PayPal to lay off 2,000 employees as Big Tech reverses pandemic hiring surge

Global payments company PayPal is laying off 2,000 employees, about 7 percent of its workforce, as the technology industry continues to cut back on a hiring surge that began after the onset of the Covid-19 pandemic.

The layoffs at the company, co-founded by billionaire investor and activist Peter Thiel, were announced on Tuesday by in a memo to staff by president and chief executive Dan Schulman. “These reductions will occur over the coming weeks, with some organizations impacted more than others,” Mr Schulman said. “Change can be difficult — particularly when it includes valued colleagues and friends departing. We will face this head-on together, drawing on the unparalleled scale of our global platform, the strategic investments we have made to strengthen our core capabilities, and the trust and loyalty of our customers.”

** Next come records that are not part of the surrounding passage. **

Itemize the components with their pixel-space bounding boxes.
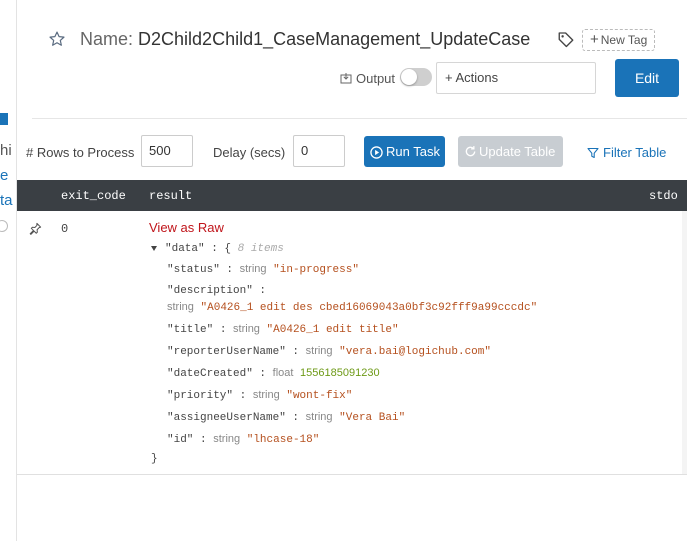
task-name: Name: D2Child2Child1_CaseManagement_Upda… <box>80 29 530 50</box>
column-header-exit-code[interactable]: exit_code <box>61 189 126 203</box>
json-type: string <box>233 323 260 335</box>
actions-dropdown[interactable]: + Actions <box>436 62 596 94</box>
rows-label: # Rows to Process <box>26 145 135 160</box>
toggle-knob <box>401 69 417 85</box>
caret-down-icon[interactable] <box>151 246 157 251</box>
json-key: "status" <box>167 264 220 276</box>
json-key: "dateCreated" <box>167 368 253 380</box>
json-type: string <box>252 389 280 401</box>
output-label: Output <box>356 70 396 86</box>
json-field-continuation: string "A0426_1 edit des cbed16069043a0b… <box>167 301 537 314</box>
filter-table-label: Filter Table <box>603 145 667 160</box>
name-label: Name: <box>80 29 134 49</box>
json-close-brace: } <box>151 453 158 465</box>
new-tag-button[interactable]: + New Tag <box>582 29 656 51</box>
play-icon <box>370 146 383 159</box>
left-nav-strip: hi e ta <box>0 0 17 541</box>
output-control: Output <box>340 68 395 88</box>
scrollbar[interactable] <box>682 211 687 474</box>
json-type: string <box>239 263 267 275</box>
view-as-raw-link[interactable]: View as Raw <box>149 220 224 235</box>
json-value: "vera.bai@logichub.com" <box>339 346 491 358</box>
radio-icon[interactable] <box>0 220 8 232</box>
filter-icon <box>587 147 599 159</box>
delay-input[interactable]: 0 <box>293 135 345 167</box>
tag-icon <box>558 32 574 48</box>
json-value: "lhcase-18" <box>246 434 320 446</box>
star-icon[interactable] <box>48 30 66 48</box>
column-header-stdout[interactable]: stdo <box>649 189 678 203</box>
pin-icon[interactable] <box>29 222 42 235</box>
download-icon <box>340 73 352 84</box>
json-value: "A0426_1 edit des cbed16069043a0bf3c92ff… <box>200 302 538 314</box>
rows-input[interactable]: 500 <box>141 135 193 167</box>
output-toggle[interactable] <box>400 68 432 86</box>
run-task-button[interactable]: Run Task <box>364 136 445 167</box>
exit-code-cell: 0 <box>61 222 69 236</box>
run-task-label: Run Task <box>386 144 440 159</box>
json-value: "wont-fix" <box>286 390 353 402</box>
nav-fragment[interactable]: e <box>0 167 8 184</box>
new-tag-label: New Tag <box>600 33 648 47</box>
json-type: string <box>305 345 333 357</box>
plus-icon: + <box>590 31 599 48</box>
json-field: "status" : string "in-progress" <box>167 263 359 276</box>
update-table-button[interactable]: Update Table <box>458 136 563 167</box>
json-field: "dateCreated" : float 1556185091230 <box>167 367 380 380</box>
row-divider <box>17 474 687 475</box>
json-key: "id" <box>167 434 194 446</box>
column-header-result[interactable]: result <box>149 189 192 203</box>
json-item-count: 8 items <box>237 243 284 255</box>
json-type: string <box>167 301 194 313</box>
json-field: "priority" : string "wont-fix" <box>167 389 353 402</box>
json-type: string <box>305 411 333 423</box>
json-field: "id" : string "lhcase-18" <box>167 433 320 446</box>
json-value: "Vera Bai" <box>339 412 406 424</box>
nav-fragment[interactable]: ta <box>0 192 13 209</box>
json-field: "reporterUserName" : string "vera.bai@lo… <box>167 345 491 358</box>
json-key: "data" <box>165 243 205 255</box>
json-value: "in-progress" <box>273 264 359 276</box>
json-field: "title" : string "A0426_1 edit title" <box>167 323 399 336</box>
update-table-label: Update Table <box>479 144 556 159</box>
json-value: "A0426_1 edit title" <box>266 324 399 336</box>
selected-indicator <box>0 113 8 125</box>
name-value[interactable]: D2Child2Child1_CaseManagement_UpdateCase <box>138 29 530 49</box>
refresh-icon <box>465 146 476 157</box>
json-value: 1556185091230 <box>300 367 380 379</box>
table-header: exit_code result stdo <box>17 180 687 211</box>
json-key: "reporterUserName" <box>167 346 286 358</box>
delay-label: Delay (secs) <box>213 145 286 160</box>
nav-fragment[interactable]: hi <box>0 142 12 159</box>
json-key: "priority" <box>167 390 234 402</box>
json-field: "assigneeUserName" : string "Vera Bai" <box>167 411 406 424</box>
divider <box>32 118 687 119</box>
json-type: float <box>272 367 294 379</box>
json-key: "description" <box>167 285 253 297</box>
json-key: "assigneeUserName" <box>167 412 286 424</box>
json-field: "description" : <box>167 285 267 297</box>
json-key: "title" <box>167 324 214 336</box>
json-root-line: "data" : { 8 items <box>165 243 284 255</box>
filter-table-link[interactable]: Filter Table <box>587 145 666 160</box>
json-type: string <box>213 433 241 445</box>
edit-button[interactable]: Edit <box>615 59 679 97</box>
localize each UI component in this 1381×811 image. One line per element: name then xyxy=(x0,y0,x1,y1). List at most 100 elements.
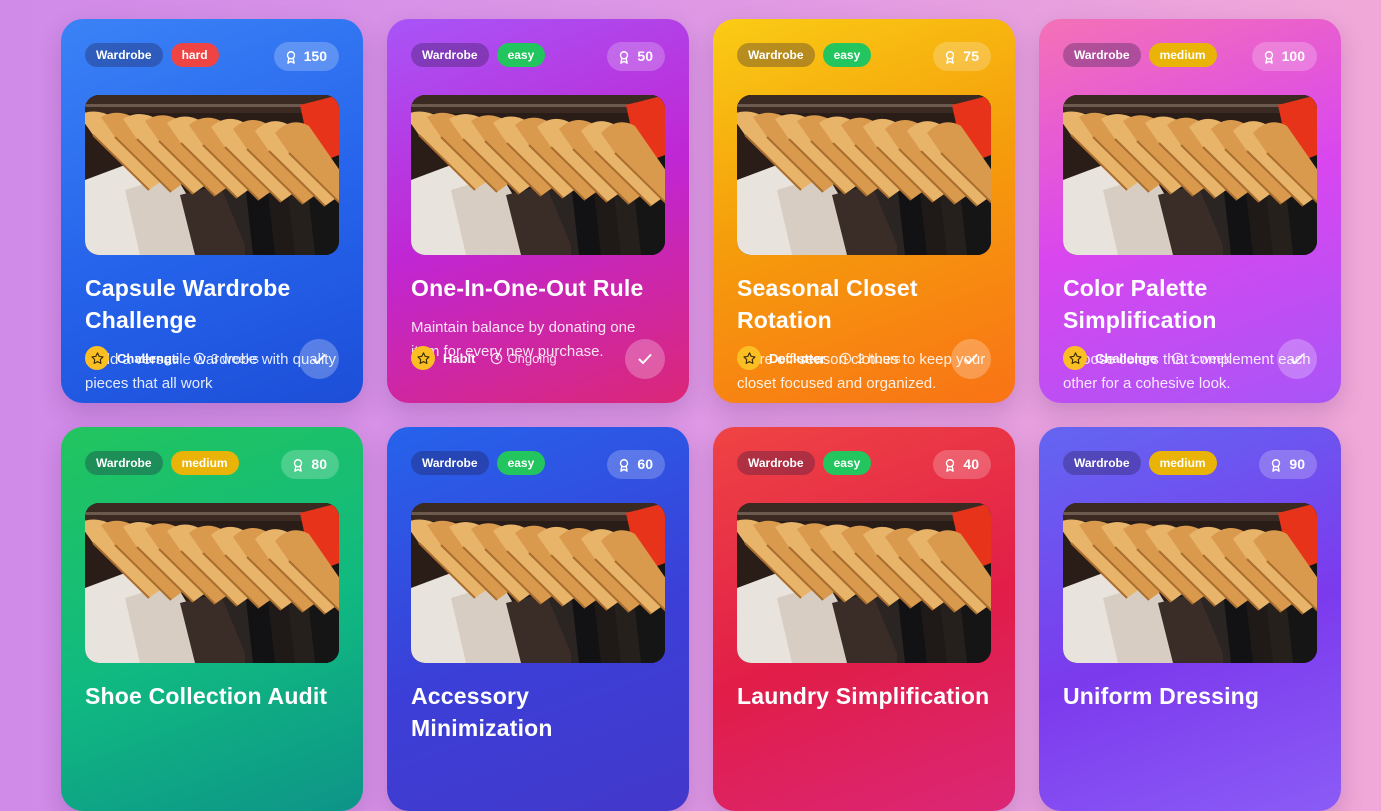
clothes-rack-photo xyxy=(1063,95,1317,255)
award-icon xyxy=(946,50,955,64)
tag-row: Wardrobe easy xyxy=(411,43,546,67)
award-icon xyxy=(620,458,629,472)
star-icon xyxy=(85,346,109,370)
category-badge: Wardrobe xyxy=(85,451,163,475)
award-icon xyxy=(946,458,955,472)
tag-row: Wardrobe hard xyxy=(85,43,219,67)
challenge-title: Capsule Wardrobe Challenge xyxy=(85,275,291,333)
difficulty-badge: hard xyxy=(170,43,219,67)
challenge-card[interactable]: Wardrobe medium 80 Shoe Collection Audit xyxy=(61,427,363,811)
points-badge: 90 xyxy=(1259,450,1317,479)
clock-icon xyxy=(840,352,852,364)
difficulty-badge: medium xyxy=(1148,451,1217,475)
challenge-title: Accessory Minimization xyxy=(411,683,553,741)
check-icon xyxy=(638,354,652,364)
category-badge: Wardrobe xyxy=(737,43,815,67)
duration-text: 3 weeks xyxy=(211,350,259,366)
clock-icon xyxy=(193,352,206,364)
points-badge: 40 xyxy=(933,450,991,479)
difficulty-badge: medium xyxy=(170,451,239,475)
difficulty-badge: medium xyxy=(1148,43,1217,67)
points-value: 60 xyxy=(637,456,653,472)
tag-row: Wardrobe easy xyxy=(737,43,872,67)
points-badge: 80 xyxy=(281,450,339,479)
challenge-meta: Challenge 3 weeks xyxy=(85,346,259,370)
challenge-title: Shoe Collection Audit xyxy=(85,683,328,709)
challenge-card[interactable]: Wardrobe easy 75 Seasonal Closet Rotatio… xyxy=(713,19,1015,403)
difficulty-badge: easy xyxy=(496,43,546,67)
award-icon xyxy=(1272,458,1281,472)
difficulty-badge: easy xyxy=(822,451,872,475)
points-value: 50 xyxy=(637,48,653,64)
category-badge: Wardrobe xyxy=(737,451,815,475)
star-icon xyxy=(411,346,435,370)
challenge-title: Seasonal Closet Rotation xyxy=(737,275,918,333)
complete-button[interactable] xyxy=(1277,339,1317,379)
duration-text: 1 week xyxy=(1189,350,1231,366)
duration: 3 weeks xyxy=(193,351,259,366)
points-value: 100 xyxy=(1281,48,1305,64)
award-icon xyxy=(1264,50,1273,64)
points-value: 75 xyxy=(963,48,979,64)
complete-button[interactable] xyxy=(299,339,339,379)
tag-row: Wardrobe medium xyxy=(1063,43,1217,67)
clothes-rack-photo xyxy=(411,503,665,663)
points-value: 40 xyxy=(963,456,979,472)
duration: 1 week xyxy=(1171,351,1230,366)
tag-row: Wardrobe easy xyxy=(737,451,872,475)
duration-text: 2 hours xyxy=(857,350,901,366)
clock-icon xyxy=(1171,352,1184,364)
clothes-rack-photo xyxy=(85,503,339,663)
challenge-card[interactable]: Wardrobe easy 60 Accessory Minimization xyxy=(387,427,689,811)
challenge-card[interactable]: Wardrobe hard 150 Capsule Wardrobe Chall… xyxy=(61,19,363,403)
tag-row: Wardrobe medium xyxy=(1063,451,1217,475)
category-badge: Wardrobe xyxy=(85,43,163,67)
complete-button[interactable] xyxy=(951,339,991,379)
clothes-rack-photo xyxy=(411,95,665,255)
points-badge: 75 xyxy=(933,42,991,71)
award-icon xyxy=(286,50,295,64)
points-badge: 100 xyxy=(1251,42,1317,71)
tag-row: Wardrobe medium xyxy=(85,451,239,475)
challenge-type: Challenge xyxy=(117,350,180,366)
category-badge: Wardrobe xyxy=(411,451,489,475)
points-value: 90 xyxy=(1289,456,1305,472)
challenge-card[interactable]: Wardrobe medium 100 Color Palette Simpli… xyxy=(1039,19,1341,403)
challenge-card[interactable]: Wardrobe medium 90 Uniform Dressing xyxy=(1039,427,1341,811)
clock-icon xyxy=(490,352,502,364)
challenge-card[interactable]: Wardrobe easy 50 One-In-One-Out Rule Mai… xyxy=(387,19,689,403)
clothes-rack-photo xyxy=(737,503,991,663)
duration: 2 hours xyxy=(839,350,901,366)
challenge-meta: Habit Ongoing xyxy=(411,346,557,370)
award-icon xyxy=(294,458,303,472)
points-value: 80 xyxy=(311,456,327,472)
challenge-card[interactable]: Wardrobe easy 40 Laundry Simplification xyxy=(713,427,1015,811)
points-value: 150 xyxy=(303,48,327,64)
challenge-meta: Declutter 2 hours xyxy=(737,346,901,370)
difficulty-badge: easy xyxy=(822,43,872,67)
challenge-title: Uniform Dressing xyxy=(1063,683,1260,709)
clothes-rack-photo xyxy=(737,95,991,255)
difficulty-badge: easy xyxy=(496,451,546,475)
challenge-meta: Challenge 1 week xyxy=(1063,346,1230,370)
duration-text: Ongoing xyxy=(507,350,557,366)
check-icon xyxy=(312,354,326,364)
tag-row: Wardrobe easy xyxy=(411,451,546,475)
category-badge: Wardrobe xyxy=(1063,43,1141,67)
points-badge: 150 xyxy=(273,42,339,71)
star-icon xyxy=(737,346,761,370)
challenge-type: Challenge xyxy=(1095,350,1158,366)
challenge-title: One-In-One-Out Rule xyxy=(411,275,644,301)
award-icon xyxy=(620,50,629,64)
complete-button[interactable] xyxy=(625,339,665,379)
challenge-type: Declutter xyxy=(769,350,826,366)
challenge-title: Laundry Simplification xyxy=(737,683,990,709)
star-icon xyxy=(1063,346,1087,370)
check-icon xyxy=(1290,354,1304,364)
category-badge: Wardrobe xyxy=(1063,451,1141,475)
clothes-rack-photo xyxy=(85,95,339,255)
challenge-grid: Wardrobe hard 150 Capsule Wardrobe Chall… xyxy=(61,19,1341,811)
check-icon xyxy=(964,354,978,364)
challenge-title: Color Palette Simplification xyxy=(1063,275,1217,333)
clothes-rack-photo xyxy=(1063,503,1317,663)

Mr Schulman said the company had worked over the past year to adapt to “the challenging macroeconomic environment”.

Despite reducing its costs and recalibrating resources to focus on core strategic priorities, it still needs to slash its headcount, he said.

PayPal's shares closed 2.32 percent up at $81.49 at the close of trading on Tuesday. However, the company's stock has declined about 54 percent over the past year.

While the FinTech company reported strong third-quarter results last year, with revenue increasing 12 percent to $6.85 billion, beatings earnings estimates, it reduced its annual revenue outlook due to an expected slowdown in spending in the US.

“This will be a challenging period for our community, but I am confident we will come through it together with compassion for each other, our values at the fore and a shared commitment to the future of PayPal,” he said.

The layoffs follow similar cutbacks at Big Tech companies that have cut thousands of jobs amid rising interest rates aimed at reducing inflation and growing fears of a recession in the US.

After a hiring frenzy following the onset of the Covid-19 pandemic, as a result of the pivot to digitalization, companies such as Spotify, Meta, Amazon, Microsoft, Twitter, IBM and Google's parent Alphabet have fired thousands of employees.

While companies in the US let go of 363,824 jobs in 2022, 13 percent more than in 2021, the technology sector was the leading job-cutting industry last year, according to Chicago-based global employment company Challenger, Gray & Christmas.

A total of 97,171 jobs were cut in the technology sector last year, a 649 percent increase from 2021 — the highest since the dot-com crash that began in 2000, a survey by the company showed.

This week, the International Monetary Fund changed course and raised its global economic outlook estimate for the first time in a year, projecting that the world economy will expand by 2.9 percent this year.

The US, the world's largest economy, is now set to avoid a recession and is projected to grow 1.4 percent in 2023, after growing 2 percent last year and 5.7 percent in 2021.

The US Federal Reserve raised interest rates seven times last year to curb inflation, which hit a four-decade high.

The Fed is expected to raise interest rates on Wednesday by a more moderate 25 basis points after a series of 75 bps and 50 bps increases last year, as prices have begun to ease in the world's largest economy.